Because games allow a player control of an avatar, they’re able to vicariously communicate physical sensations in a way that’s much more effective than any other medium. In no other medium can actions be performed by the medium’s audience; watching someone in a film narrowly make a leap across a chasm is anxiety-inducing, but an audience member doesn’t feel that leap in the same way that they do when they have a controller in their hand (and are responsible for that jump’s success or failure!). That responsibility forges a connection between player and avatar, and while it has its origins in the jump-as-utility, it fully extends into the realm of jump-as-expression.

And so many developers have taken what Nintendo pioneered with Mario and gone (pun fully intended) leaps and bounds further. Neither a film nor a book (nor any written words of mine) could fully communicate the feeling a player experiences when they sail skyward in Jumping Flash, for example. An oddball experiment among its FPS brethren, Jumping Flash allows the player a colossal three-stage jump, shifting the camera toward the ground so that they can plot their re-entry as they plummet hundreds of meters back to the stage. The game’s protagonist, Robbit, shares Mario’s ability to dispatch enemies by dropping on their heads–and watching the blocky, polygonal creatures rush up to meet the camera and explode in a shower of sparks and coins is immensely satisfying.

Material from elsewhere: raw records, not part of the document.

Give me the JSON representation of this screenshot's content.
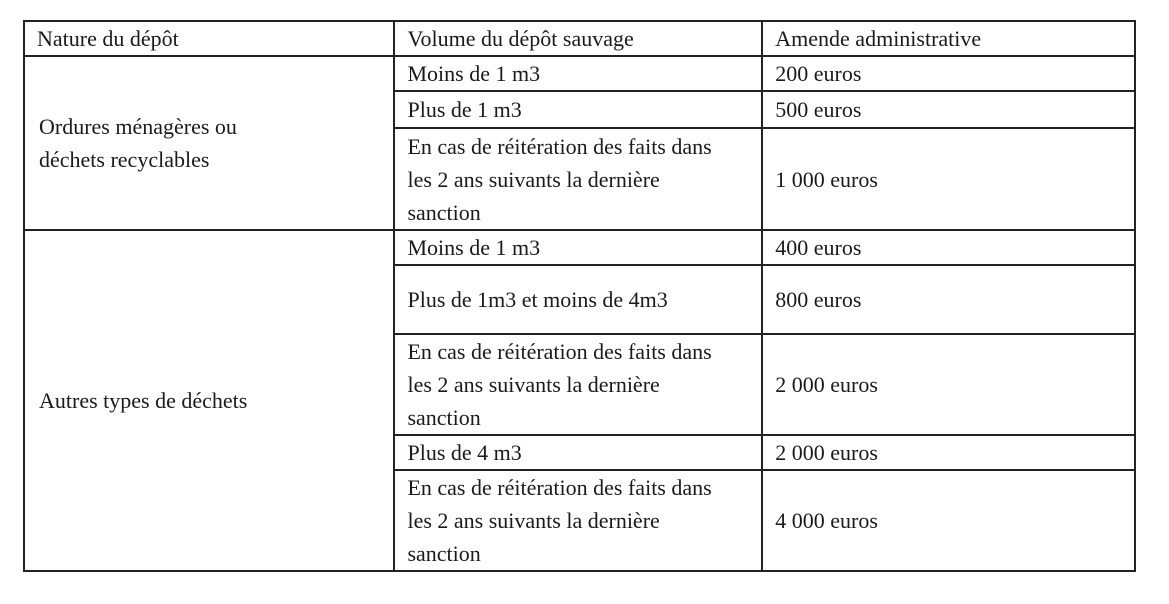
{
  "table": {
    "headers": [
      "Nature du dépôt",
      "Volume du dépôt sauvage",
      "Amende administrative"
    ],
    "groups": [
      {
        "nature": "Ordures ménagères ou déchets recyclables",
        "rows": [
          {
            "volume": "Moins de 1 m3",
            "amende": "200 euros"
          },
          {
            "volume": "Plus de 1 m3",
            "amende": "500 euros"
          },
          {
            "volume": "En cas de réitération des faits dans les 2 ans suivants la dernière sanction",
            "amende": "1 000 euros"
          }
        ]
      },
      {
        "nature": "Autres types de déchets",
        "rows": [
          {
            "volume": "Moins de 1 m3",
            "amende": "400 euros"
          },
          {
            "volume": "Plus de 1m3 et moins de 4m3",
            "amende": "800 euros"
          },
          {
            "volume": "En cas de réitération des faits dans les 2 ans suivants la dernière sanction",
            "amende": "2 000 euros"
          },
          {
            "volume": "Plus de 4 m3",
            "amende": "2 000 euros"
          },
          {
            "volume": "En cas de réitération des faits dans les 2 ans suivants la dernière sanction",
            "amende": "4 000 euros"
          }
        ]
      }
    ]
  }
}
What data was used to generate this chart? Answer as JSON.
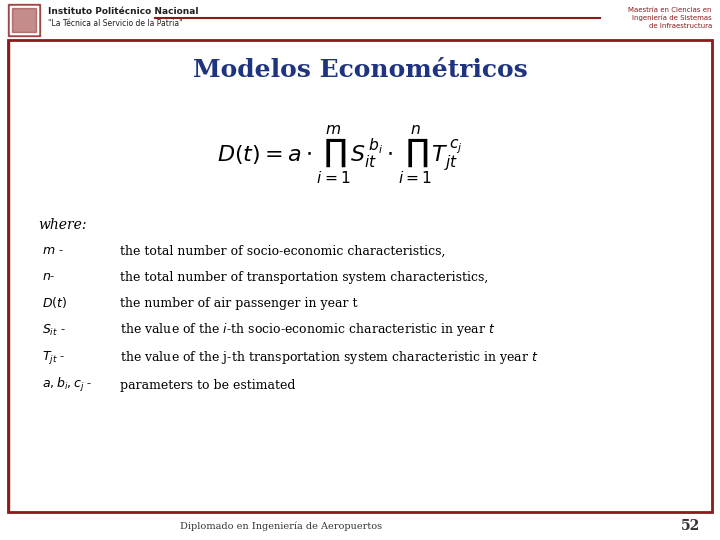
{
  "title": "Modelos Econométricos",
  "title_color": "#1F3480",
  "title_fontsize": 18,
  "bg_color": "#FFFFFF",
  "border_color": "#8B1A1A",
  "footer_text": "Diplomado en Ingeniería de Aeropuertos",
  "page_number": "52",
  "formula": "D(t) = a \\cdot \\prod_{i=1}^{m} S_{it}^{\\,b_i} \\cdot \\prod_{i=1}^{n} T_{jt}^{\\,c_j}",
  "where_items": [
    {
      "label": "$m$ -",
      "desc": "the total number of socio-economic characteristics,"
    },
    {
      "label": "$n$-",
      "desc": "the total number of transportation system characteristics,"
    },
    {
      "label": "$D(t)$",
      "desc": "the number of air passenger in year t"
    },
    {
      "label": "$S_{it}$ -",
      "desc": "the value of the $i$-th socio-economic characteristic in year $t$"
    },
    {
      "label": "$T_{jt}$ -",
      "desc": "the value of the j-th transportation system characteristic in year $t$"
    },
    {
      "label": "$a, b_i, c_j$ -",
      "desc": "parameters to be estimated"
    }
  ],
  "text_color": "#000000",
  "body_fontsize": 9,
  "footer_fontsize": 7,
  "header_bar_color": "#8B1A1A",
  "ipn_name": "Instituto Politécnico Nacional",
  "ipn_sub": "\"La Técnica al Servicio de la Patria\"",
  "right_header_text": "Maestría en Ciencias en\nIngeniería de Sistemas\nde Infraestructura"
}
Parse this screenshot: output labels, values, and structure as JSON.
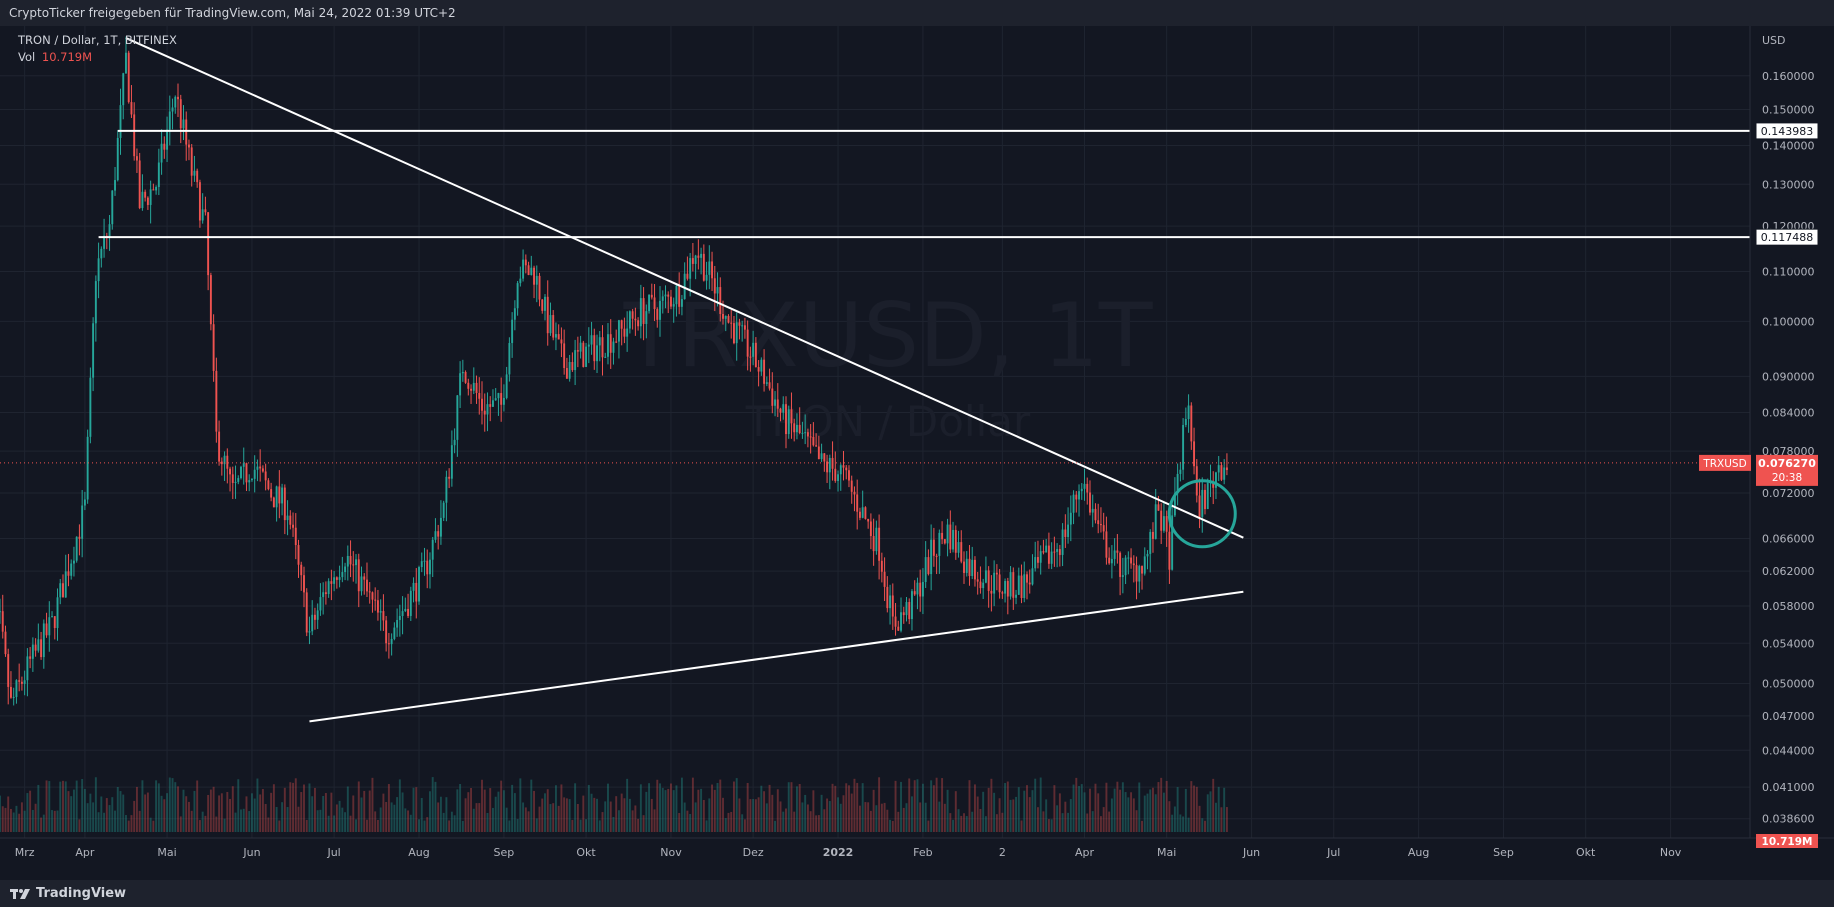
{
  "header": {
    "text": "CryptoTicker freigegeben für TradingView.com, Mai 24, 2022 01:39 UTC+2"
  },
  "legend": {
    "symbol": "TRON / Dollar, 1T, BITFINEX",
    "vol_label": "Vol",
    "vol_value": "10.719M"
  },
  "watermark": {
    "line1": "TRXUSD, 1T",
    "line2": "TRON / Dollar"
  },
  "footer": {
    "brand": "TradingView"
  },
  "colors": {
    "bg": "#131722",
    "grid": "#1f2430",
    "up": "#26a69a",
    "down": "#ef5350",
    "lines": "#ffffff",
    "circle": "#26a69a"
  },
  "chart_data": {
    "type": "candlestick",
    "y_axis": {
      "unit": "USD",
      "scale": "log",
      "range": [
        0.0372,
        0.176
      ],
      "ticks": [
        "0.038600",
        "0.041000",
        "0.044000",
        "0.047000",
        "0.050000",
        "0.054000",
        "0.058000",
        "0.062000",
        "0.066000",
        "0.072000",
        "0.078000",
        "0.084000",
        "0.090000",
        "0.100000",
        "0.110000",
        "0.120000",
        "0.130000",
        "0.140000",
        "0.150000",
        "0.160000"
      ]
    },
    "x_axis": {
      "range": [
        "2021-03-01",
        "2022-11-30"
      ],
      "ticks": [
        {
          "label": "Mrz",
          "date": "2021-03-10"
        },
        {
          "label": "Apr",
          "date": "2021-04-01"
        },
        {
          "label": "Mai",
          "date": "2021-05-01"
        },
        {
          "label": "Jun",
          "date": "2021-06-01"
        },
        {
          "label": "Jul",
          "date": "2021-07-01"
        },
        {
          "label": "Aug",
          "date": "2021-08-01"
        },
        {
          "label": "Sep",
          "date": "2021-09-01"
        },
        {
          "label": "Okt",
          "date": "2021-10-01"
        },
        {
          "label": "Nov",
          "date": "2021-11-01"
        },
        {
          "label": "Dez",
          "date": "2021-12-01"
        },
        {
          "label": "2022",
          "date": "2022-01-01"
        },
        {
          "label": "Feb",
          "date": "2022-02-01"
        },
        {
          "label": "2",
          "date": "2022-03-02"
        },
        {
          "label": "Apr",
          "date": "2022-04-01"
        },
        {
          "label": "Mai",
          "date": "2022-05-01"
        },
        {
          "label": "Jun",
          "date": "2022-06-01"
        },
        {
          "label": "Jul",
          "date": "2022-07-01"
        },
        {
          "label": "Aug",
          "date": "2022-08-01"
        },
        {
          "label": "Sep",
          "date": "2022-09-01"
        },
        {
          "label": "Okt",
          "date": "2022-10-01"
        },
        {
          "label": "Nov",
          "date": "2022-11-01"
        }
      ]
    },
    "price_path": [
      [
        "2021-02-23",
        0.0555
      ],
      [
        "2021-03-01",
        0.056
      ],
      [
        "2021-03-05",
        0.048
      ],
      [
        "2021-03-12",
        0.052
      ],
      [
        "2021-03-20",
        0.056
      ],
      [
        "2021-03-28",
        0.065
      ],
      [
        "2021-04-01",
        0.07
      ],
      [
        "2021-04-05",
        0.11
      ],
      [
        "2021-04-10",
        0.12
      ],
      [
        "2021-04-16",
        0.165
      ],
      [
        "2021-04-21",
        0.125
      ],
      [
        "2021-04-27",
        0.13
      ],
      [
        "2021-05-04",
        0.155
      ],
      [
        "2021-05-10",
        0.133
      ],
      [
        "2021-05-15",
        0.12
      ],
      [
        "2021-05-19",
        0.08
      ],
      [
        "2021-05-25",
        0.072
      ],
      [
        "2021-06-01",
        0.076
      ],
      [
        "2021-06-08",
        0.072
      ],
      [
        "2021-06-14",
        0.07
      ],
      [
        "2021-06-22",
        0.055
      ],
      [
        "2021-06-28",
        0.06
      ],
      [
        "2021-07-05",
        0.064
      ],
      [
        "2021-07-12",
        0.06
      ],
      [
        "2021-07-20",
        0.055
      ],
      [
        "2021-07-27",
        0.058
      ],
      [
        "2021-08-03",
        0.062
      ],
      [
        "2021-08-10",
        0.07
      ],
      [
        "2021-08-17",
        0.092
      ],
      [
        "2021-08-24",
        0.085
      ],
      [
        "2021-08-31",
        0.085
      ],
      [
        "2021-09-06",
        0.11
      ],
      [
        "2021-09-12",
        0.11
      ],
      [
        "2021-09-17",
        0.1
      ],
      [
        "2021-09-23",
        0.092
      ],
      [
        "2021-09-30",
        0.094
      ],
      [
        "2021-10-07",
        0.096
      ],
      [
        "2021-10-14",
        0.098
      ],
      [
        "2021-10-21",
        0.102
      ],
      [
        "2021-10-28",
        0.103
      ],
      [
        "2021-11-04",
        0.106
      ],
      [
        "2021-11-10",
        0.115
      ],
      [
        "2021-11-16",
        0.108
      ],
      [
        "2021-11-22",
        0.1
      ],
      [
        "2021-11-29",
        0.095
      ],
      [
        "2021-12-05",
        0.09
      ],
      [
        "2021-12-12",
        0.083
      ],
      [
        "2021-12-19",
        0.08
      ],
      [
        "2021-12-26",
        0.076
      ],
      [
        "2022-01-02",
        0.075
      ],
      [
        "2022-01-09",
        0.07
      ],
      [
        "2022-01-16",
        0.065
      ],
      [
        "2022-01-21",
        0.056
      ],
      [
        "2022-01-28",
        0.058
      ],
      [
        "2022-02-04",
        0.064
      ],
      [
        "2022-02-10",
        0.067
      ],
      [
        "2022-02-17",
        0.063
      ],
      [
        "2022-02-24",
        0.061
      ],
      [
        "2022-03-03",
        0.06
      ],
      [
        "2022-03-10",
        0.0605
      ],
      [
        "2022-03-17",
        0.063
      ],
      [
        "2022-03-24",
        0.066
      ],
      [
        "2022-03-31",
        0.074
      ],
      [
        "2022-04-06",
        0.067
      ],
      [
        "2022-04-12",
        0.063
      ],
      [
        "2022-04-19",
        0.062
      ],
      [
        "2022-04-24",
        0.064
      ],
      [
        "2022-04-28",
        0.07
      ],
      [
        "2022-05-02",
        0.064
      ],
      [
        "2022-05-05",
        0.074
      ],
      [
        "2022-05-09",
        0.086
      ],
      [
        "2022-05-12",
        0.07
      ],
      [
        "2022-05-16",
        0.072
      ],
      [
        "2022-05-20",
        0.076
      ],
      [
        "2022-05-23",
        0.0763
      ]
    ],
    "trendlines": [
      {
        "name": "descending-resistance",
        "from": [
          "2021-04-16",
          0.172
        ],
        "to": [
          "2022-05-29",
          0.0661
        ]
      },
      {
        "name": "ascending-support",
        "from": [
          "2021-06-22",
          0.0465
        ],
        "to": [
          "2022-05-29",
          0.0596
        ]
      },
      {
        "name": "resistance-level",
        "from": [
          "2021-04-13",
          0.143983
        ],
        "to": [
          "2022-11-30",
          0.143983
        ]
      },
      {
        "name": "support-level",
        "from": [
          "2021-04-06",
          0.117488
        ],
        "to": [
          "2022-11-30",
          0.117488
        ]
      }
    ],
    "levels": [
      {
        "value": 0.143983,
        "label": "0.143983"
      },
      {
        "value": 0.117488,
        "label": "0.117488"
      }
    ],
    "last_price": {
      "symbol": "TRXUSD",
      "value": 0.07627,
      "label": "0.076270",
      "countdown": "20:38"
    },
    "volume_badge": {
      "label": "10.719M"
    },
    "highlight_circle": {
      "center": [
        "2022-05-14",
        0.0692
      ]
    }
  }
}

Plenty of games since have incorporated the jump as a fundamental element of the power fantasy they offer the player. Think of Crackdown, which gives us Superman’s much-vaunted ability to leap tall buildings in a single bound–and then allows us, in a manner very unlike Superman, to gun down half a dozen thugs in cold blood before our feet hit the pavement. Crackdown wears its nature as a power fantasy as a badge of pride, and though that manifests itself in a number of different ways–from being able to take a hundred bullets without dying to being able to karate-kick an oncoming semi truck–the most joyful thing about the game, the thing that gives players both power and freedom, is the ability to leap hundreds of feet into the air, our avatar’s arms slowly cartwheeling as we careen skyward.

Watching trailers for Mario’s latest, the upcoming Super Mario 3D World for Wii U, I have been contemplating whether it has anything new and exceptional to offer in the way of jumping. The new “Cat Mario,” prominent enough in the game’s design to warrant being included in its logo, offers players the ability to scrabble up walls and down-kick diagonally (something we’ve been doing in games since at least the days of the Ninja Turtles). I wondered briefly to myself why that particular combination felt so familiar until I remembered how much time I’d spent causing havoc in the simulated Steelport of Saints Row IV, which takes the power fantasy of Crackdown and carries it to virtually inappropriate extremes. Saints Row has fine-tuned its jumping mechanics to masterful effect: simply requiring the player to hold down the jump button and concentrate power before rocketing into the air adds a moment of anticipation which makes the whole effect positively delicious.

Games in three dimensions have come a long way since Super Mario 64, and Mario no longer has the role of defining the possibilities of the virtual space in the way that he once did. It’s satisfying to see, however, the ways in which games have played with the gift that the Jumpman gave to them, and to know that there are now a plethora of games which allow us to jump for joy.